Wir waren Zeuge einer Revolution, ohne es wirklich bemerkt zu haben. Eines Umbruchs, der fast geräuschlos vor sich ging, der sich aber als umfassender und folgenreicher entpuppen dürfte als alle bisherigen technischen Veränderungen in der Geschichte des Kinos. Nicht einmal der Wechsel zum Tonfilm Ende der zwanziger Jahre hatte so dramatische Folgen wie der Übergang zur digitalen Projektion, den die Kinos in den vergangenen Jahren vollzogen haben.

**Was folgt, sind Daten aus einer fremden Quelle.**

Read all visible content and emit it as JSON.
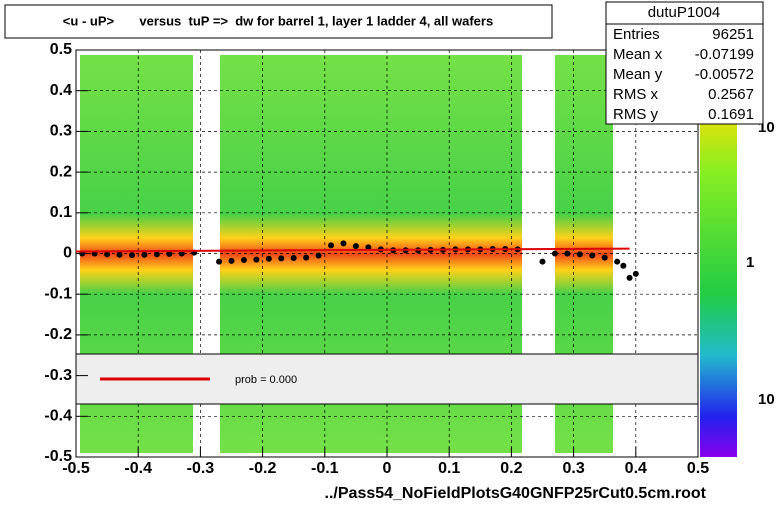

Der Triumph des Tonfilms bedeutete ästhetisch einen Bruch, Stummfilme wurden obsolet, zu einer überholten Kunstform. Die technischen Rahmenbedingungen änderten sich aber nicht grundlegend. Wohl waren die Kinobetreiber gezwungen, Tonsysteme anzuschaffen, und da das Ohr viel empfindlicher für Tempoveränderungen ist als das Auge, musste sich die Industrie auf eine Geschwindigkeitsnorm – die berühmten 24 Bilder pro Sekunde – einigen. Was bei der Einführung des Tonfilms aber gleich blieb, waren das Trägermedium und das mechanische Prinzip: Nach wie vor wurde vor einer Projektorlampe schrittweise ein Filmstreifen transportiert, um dessen Bilder auf eine Leinwand zu werfen. Dabei ist es während Jahrzehnten geblieben. Ob der Film zwei oder achtzig Jahre alt war, ob Stumm-, Schwarzweiss- oder Farbfilm, spielte keine Rolle. Wo immer auf der Welt ein 35-Millimeter-Projektor stand, konnte fast die ganze Filmgeschichte vorgeführt werden.

Das Malteserkreuz
Das Malteserkreuz hat ausgedient

Damit ist nun Schluss. Statt mit kiloschweren Filmspulen hantiert der Operateur heute mit sogenannten Digital Cinema Packages, kurz DCP. Das sind Festplatten, auf denen die Filme in einem standardisierten Format abgespeichert sind. In den Projektoren rotiert kein Malteserkreuz mehr, das Wort «Filmriss» hat seine ursprüngliche Bedeutung verloren. Das Rattern des Films, das leichte Zittern des Bilds, die Staub- und Kratzspuren – all das gehört der Vergangenheit an. Die Vorführkabine ist zum Serverraum mutiert, in dem einzig noch die Lüftung zu hören ist. Der Film hat seine körperliche Präsenz verloren, ist zur Datei geworden.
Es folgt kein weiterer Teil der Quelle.